I stopped to pick up a sock that had fallen out of the laundry basket, and my son, who tailed a little too close, practically ran into me. “Where’s your brother?” I asked. He responded, “I dunno. Off somewhere reading?” And this is how things have been since the beginning. My older one is always underfoot and my younger is usually sitting somewhere quietly thumbing through a Wimpy Kid book or playing on his own.
Sometimes I worry that because I didn’t make my older son play alone more often as a toddler, he’s not as comfortable or capable of being alone now. Independent play in kids is not only healthy, it’s critical. So here are 7 ideas for how to get a toddler to play independently, even when he always wants you by his side.
1. Have a designated time each day.
When my sons were itty bitty, I worked a job where I had to be at the office at 5:30 a.m. It was brutal, but it meant I was home by two. When they got up from their naps, we’d spend some time playing and snacking, and then I’d try to get them to play independently so I could get some things done around the house.
Like I said, it was a struggle with my older son. Some days, his naptime was off and other days, he was clingy, but having designated time meant I wasn’t surprising him or making him play alone as a knee-jerk reaction.
2. Start small.
A 2-year-old’s attention span is four to six minutes. For a 4-year-old, it’s eight to 12 minutes, so don’t expect to set your little one down with a pile of blocks while you get an hour of alone time. Start small by giving her a toy she hasn’t seen in a while. With one eye on the clock, track how long she’s able to play on her own. The next day, give her a different toy and see how long she goes. You’ll love watching your child’s length of focused time grow.
3. Rethink her toy options.
Have you ever scrolled through Netflix options for 20 minutes and ended up settling on an old favorite anyway? More isn’t better for the brain, and that applies to how to get a toddler to play independently. Limit distractions by putting out fewer toys, and try to go simple. Paper towel rolls and a ball will usually keep a child’s attention longer than a toy with bells and whistles.

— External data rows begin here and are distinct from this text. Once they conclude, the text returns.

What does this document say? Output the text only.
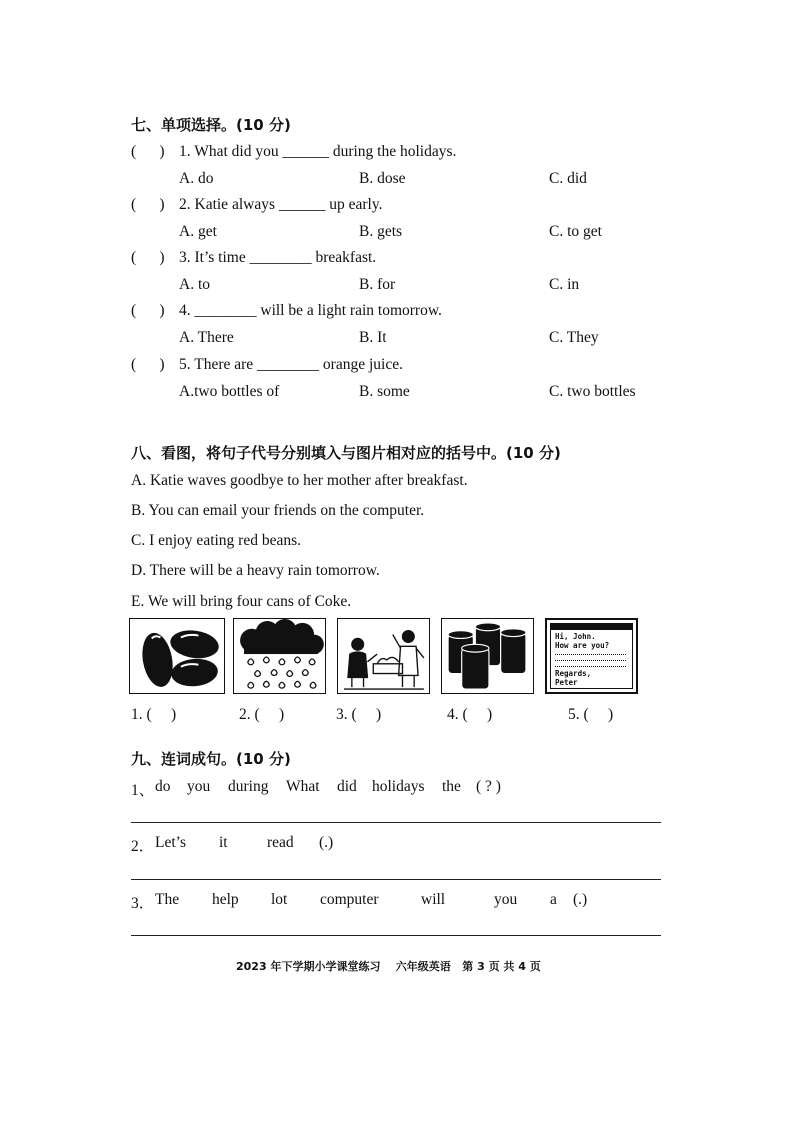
七、单项选择。(10 分)
(      ) 1. What did you ______ during the holidays.
A. do	B. dose	C. did
(      ) 2. Katie always ______ up early.
A. get	B. gets	C. to get
(      ) 3. It’s time ________ breakfast.
A. to	B. for	C. in
(      ) 4. ________ will be a light rain tomorrow.
A. There	B. It	C. They
(      ) 5. There are ________ orange juice.
A.two bottles of	B. some	C. two bottles
八、看图，将句子代号分别填入与图片相对应的括号中。(10 分)
A. Katie waves goodbye to her mother after breakfast.
B. You can email your friends on the computer.
C. I enjoy eating red beans.
D. There will be a heavy rain tomorrow.
E. We will bring four cans of Coke.
Hi, John.
How are you?
Regards,
Peter
1. (     )	2. (     )	3. (     )	4. (     )	5. (     )
九、连词成句。(10 分)
1、 do you during What did holidays the ( ? )
2． Let’s it	read (.)
3． The help lot computer	will	you a (.)
2023 年下学期小学课堂练习    六年级英语   第 3 页 共 4 页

4. Move him into your space if he needs to be closer.
It’s not necessary to disappear from your child’s sight. Don’t stress that it’s not truly independent play just because your child can glance over and see you. If he’s playing on his own, he’s reaping the benefits: creativity, persistence, patience, and problem-solving skills.
5. Change your attitude.
Independent play isn’t a punishment, so avoid framing it that way with your tone of voice or choice of words. Try saying something like “I’m going to set the timer for 10 minutes so you can have your playtime. I’ll be at the kitchen counter making lunch and you can tell me all about it when you’re done.”
6. Don’t interrupt and don’t relieve boredom.
It’s hard to not peek in and ask how it’s going when you overhear your daughter striking up an intriguing conversation with her imaginary friend. But interrupting, even to praise, takes her focus off what she’s doing. And if she’s bored or whining that she doesn’t want to play alone, give her a couple of minutes to sort it out herself. If you do step in to offer relief, do it in the form of encouragement: “The silly voices you do are the best. I wonder which of your stuffed animals want to talk to each other.”
7. Remember it’s good for you, too.
Keep your eyes on the prize. Independent play in toddlers and little kids is good for their brains, but it’s also a brief respite for yours. No, it’s not a lunch out with girlfriends, but a few minutes every day when your hands are free and your attention is on adult things will give you that little boost you need to dive back into being an active participant in your little one’s exciting life.
How are you at encouraging independent play in your toddler? What’s the biggest struggle?